NAIROBI —Kenya’s Health Minister Aden Duale has vowed to dismantle long-standing silos in the country’s healthcare system, promising donors a future of unified planning, shared accountability and full digitization.
Addressing representatives from the Development Partners in Health Kenya (DPHK) in Nairobi on Monday, Mr Duale said the government was turning a new page. From now on, he insisted, all donor-funded health programmes must plug into a single national framework, guided by the Digital Health Act.
“We’re building a fully integrated digital system that supports national priorities and avoids duplication,” Duale told the gathering. “This is how we make every shilling count for patients, for communities, and for the country.”
He stressed that any digital platforms whether existing or new must be vetted and run through the recently formed Digital Health Agency. “The goal is to enable traceability, support telemedicine, and ensure that only licensed professionals deliver care,” he said.
The consultative meeting came amid growing concern from partners about overlapping efforts, poor data sharing, and inconsistent accountability in Kenya’s sprawling health sector.
In response, Mr Duale outlined what he called the government’s “one plan, one budget, one monitoring and evaluation framework” a model meant to harmonize both domestic and donor efforts.
The new approach is also seen as critical to achieving Universal Health Coverage (UHC), one of President William Ruto’s flagship programmes. Duale listed six pillars underpinning UHC: government-funded primary care, a social health insurance model, reliable digital infrastructure, stronger referral networks, secure supply chains, and fairer distribution of health workers.
Dr Serawit Bruck-Landais, who chairs the DPHK group, welcomed the government’s direction. “We support the principle of country-led coordination,” she said. “Alignment improves efficiency and ensures our support genuinely meets people’s needs.”

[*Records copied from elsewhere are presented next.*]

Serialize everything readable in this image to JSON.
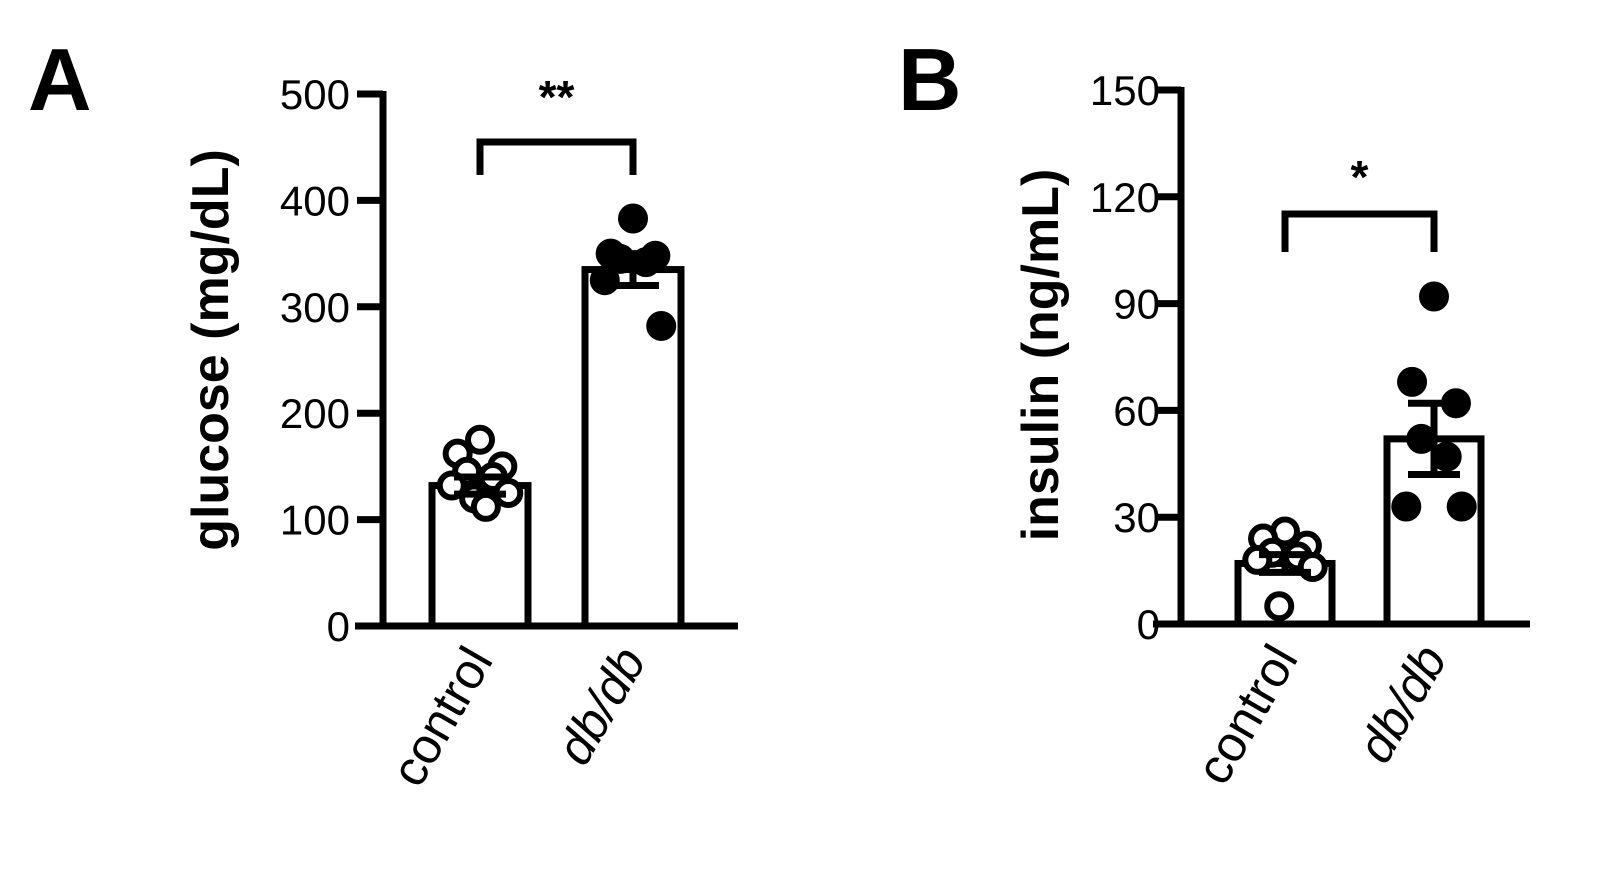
{
  "chart_data": [
    {
      "type": "bar",
      "panel": "A",
      "ylabel": "glucose (mg/dL)",
      "ylim": [
        0,
        500
      ],
      "yticks": [
        0,
        100,
        200,
        300,
        400,
        500
      ],
      "categories": [
        "control",
        "db/db"
      ],
      "values": [
        132,
        335
      ],
      "sem": [
        8,
        15
      ],
      "points": [
        [
          175,
          162,
          150,
          145,
          140,
          132,
          125,
          120,
          112
        ],
        [
          383,
          350,
          348,
          345,
          342,
          325,
          282
        ]
      ],
      "significance": "**",
      "colors": {
        "control": "#ffffff",
        "db/db": "#ffffff",
        "control_points": "#ffffff",
        "db/db_points": "#000000"
      },
      "legend": "none",
      "grid": false
    },
    {
      "type": "bar",
      "panel": "B",
      "ylabel": "insulin (ng/mL)",
      "ylim": [
        0,
        150
      ],
      "yticks": [
        0,
        30,
        60,
        90,
        120,
        150
      ],
      "categories": [
        "control",
        "db/db"
      ],
      "values": [
        17,
        52
      ],
      "sem": [
        2.5,
        10
      ],
      "points": [
        [
          26,
          24,
          22,
          20,
          19,
          18,
          16,
          5
        ],
        [
          92,
          68,
          62,
          52,
          47,
          33,
          33
        ]
      ],
      "significance": "*",
      "colors": {
        "control": "#ffffff",
        "db/db": "#ffffff",
        "control_points": "#ffffff",
        "db/db_points": "#000000"
      },
      "legend": "none",
      "grid": false
    }
  ]
}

Still, challenges remain. The meeting also addressed persistent concerns among them, the long-troubled Kenya Medical Supplies Authority (KEMSA), the slow pace of health financing reforms, and Kenya’s capacity to respond to disease outbreaks.
Duale was joined by top health officials, including Principal Secretaries Dr Ouma Oluga and Mary Muthoni, Health Director General Dr Patrick Amoth, and WHO country representative Dr Abdourahmane Diallo.
With public expectations high and donor patience thinning, the promise of ending fragmentation now faces a test of will and delivery.